Over the past four years, reforms to the EU Common Agricultural Policy have cut the guaranteed price of sugar by more than a third. The logical result, Cohen suggests, is a movement by European farmers into more lucrative crops. Those deciding what to plant next year will need little encouragement when looking at the returns on offer in wheat.

Changing lanes

So what else is ripe for a spike? “It’s difficult to pick,” says Lavelle. “The hard commodities take all the headlines, but if you look into non-traditional areas, you’re seeing much more price volatility. Options traders love that. The hedge fund market’s waking up again too. People realise it’s a sector that’s been under-invested in.”Toby Cohen, Czarnikow

“There’s a lot of interest in rice, in particular,” says Stein. “We get a lot of questions about commodities that we didn’t in the past. In the good old days, it was just wheat, corn and soybeans. Now it’s all about oilseeds.”

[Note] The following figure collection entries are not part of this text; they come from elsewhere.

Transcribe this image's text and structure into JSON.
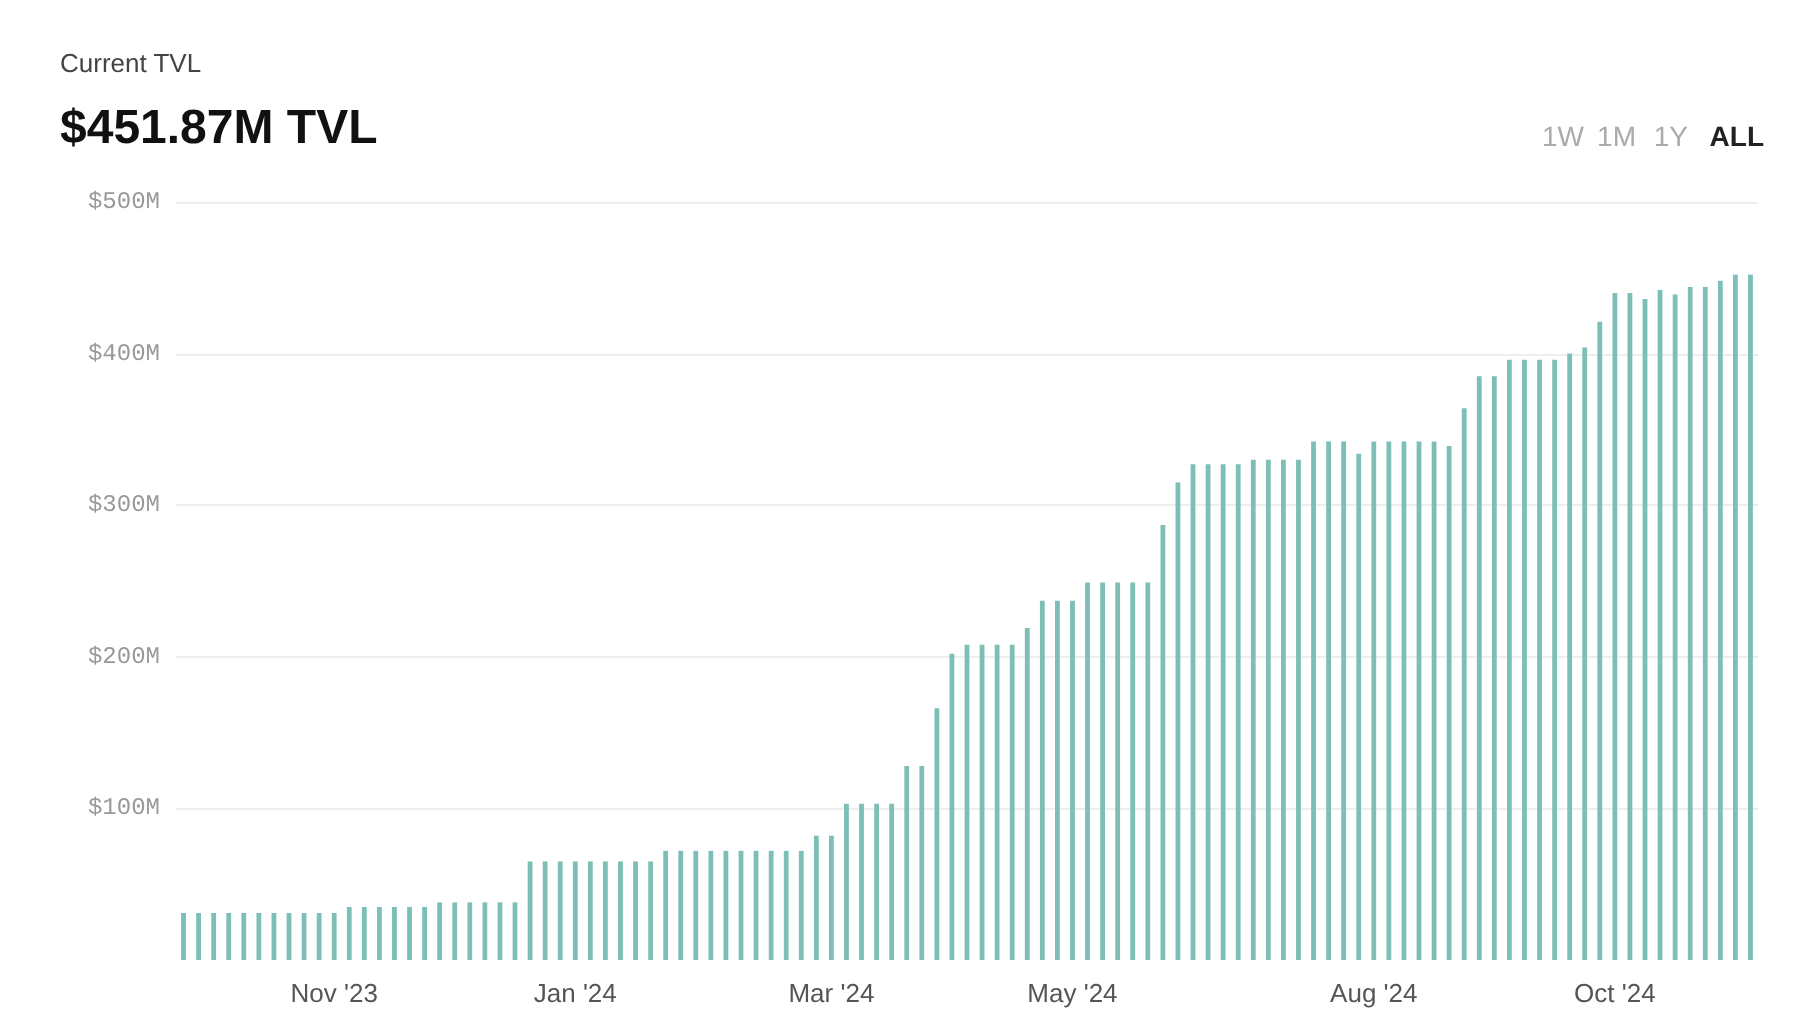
{
  "chart_data": {
    "type": "bar",
    "subtitle": "Current TVL",
    "title": "$451.87M TVL",
    "annotations": [
      "1W",
      "1M",
      "1Y",
      "ALL"
    ],
    "categories": [
      null,
      null,
      null,
      null,
      null,
      null,
      null,
      null,
      null,
      null,
      "Nov '23",
      null,
      null,
      null,
      null,
      null,
      null,
      null,
      null,
      null,
      null,
      null,
      null,
      null,
      null,
      null,
      "Jan '24",
      null,
      null,
      null,
      null,
      null,
      null,
      null,
      null,
      null,
      null,
      null,
      null,
      null,
      null,
      null,
      null,
      "Mar '24",
      null,
      null,
      null,
      null,
      null,
      null,
      null,
      null,
      null,
      null,
      null,
      null,
      null,
      null,
      null,
      "May '24",
      null,
      null,
      null,
      null,
      null,
      null,
      null,
      null,
      null,
      null,
      null,
      null,
      null,
      null,
      null,
      null,
      null,
      null,
      null,
      "Aug '24",
      null,
      null,
      null,
      null,
      null,
      null,
      null,
      null,
      null,
      null,
      null,
      null,
      null,
      null,
      null,
      "Oct '24",
      null,
      null,
      null,
      null,
      null,
      null,
      null,
      null,
      null
    ],
    "values": [
      31,
      31,
      31,
      31,
      31,
      31,
      31,
      31,
      31,
      31,
      31,
      35,
      35,
      35,
      35,
      35,
      35,
      38,
      38,
      38,
      38,
      38,
      38,
      65,
      65,
      65,
      65,
      65,
      65,
      65,
      65,
      65,
      72,
      72,
      72,
      72,
      72,
      72,
      72,
      72,
      72,
      72,
      82,
      82,
      103,
      103,
      103,
      103,
      128,
      128,
      166,
      202,
      208,
      208,
      208,
      208,
      219,
      237,
      237,
      237,
      249,
      249,
      249,
      249,
      249,
      287,
      315,
      327,
      327,
      327,
      327,
      330,
      330,
      330,
      330,
      342,
      342,
      342,
      334,
      342,
      342,
      342,
      342,
      342,
      339,
      364,
      385,
      385,
      396,
      396,
      396,
      396,
      400,
      404,
      421,
      440,
      440,
      436,
      442,
      439,
      444,
      444,
      448,
      452,
      452
    ],
    "color": "#7dbfb6",
    "ylim": [
      0,
      500
    ],
    "yticks": [
      {
        "value": 100,
        "label": "$100M"
      },
      {
        "value": 200,
        "label": "$200M"
      },
      {
        "value": 300,
        "label": "$300M"
      },
      {
        "value": 400,
        "label": "$400M"
      },
      {
        "value": 500,
        "label": "$500M"
      }
    ],
    "grid": "y"
  }
}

And judging from the plethora of dairy contracts launched this year on both sides of the Atlantic, the exchanges are keen to target other booming sectors too.

On the biofuels front, scare stories about farmers ploughing their resources into energy crops aren’t borne out by the facts just yet. Demand for ethanol from Brazilian sugar has been lower than expected, says Cohen. “It’s not such a factor in terms of exports this season. Domestic demand is rising sharply and growth in the physical market should help the futures contract on BM&F Bovespa.”

Stein agrees: “I don’t think there’s significant interest yet.”

He instead touts China as the only circus in town worth watching as a global leader of prices. “China, in the past five years, has changed the complexion of the market globally,” he argues. “Before, we had such high wheat reserves, they were an effective price cap. China was the catalyst for driving interest in commodities globally.”

Cycles upon cycles

Just as with energy and metal commodities, for agricultural products China is the emblem of the long term bull story. The world’s population is growing fast and sections of it are getting richer and consuming more. Production is unlikely to keep pace with this demand.

There you have it. But the rate of price growth is not nearly fast enough to wipe out the bumps along the way – pockets of oversupply that can mean prices dropping and pain for farmers. As Lavelle puts it, in commodities “there are massive opportunities for huge corrections. The whole market could double or halve in a short space of time.”

Overlaid on that is long term speculative demand from commodity ‘investors’, eager to ride a long bull trend. Does this keep prices higher than they should be – or make them more volatile? If it doesn’t already, might it do so when commodity investment funds under management double again?

Some think so, others disagree. What seems a certain bet is that from producers, consumers and investors, the agricultural derivative markets are going to keep on getting more and more attention.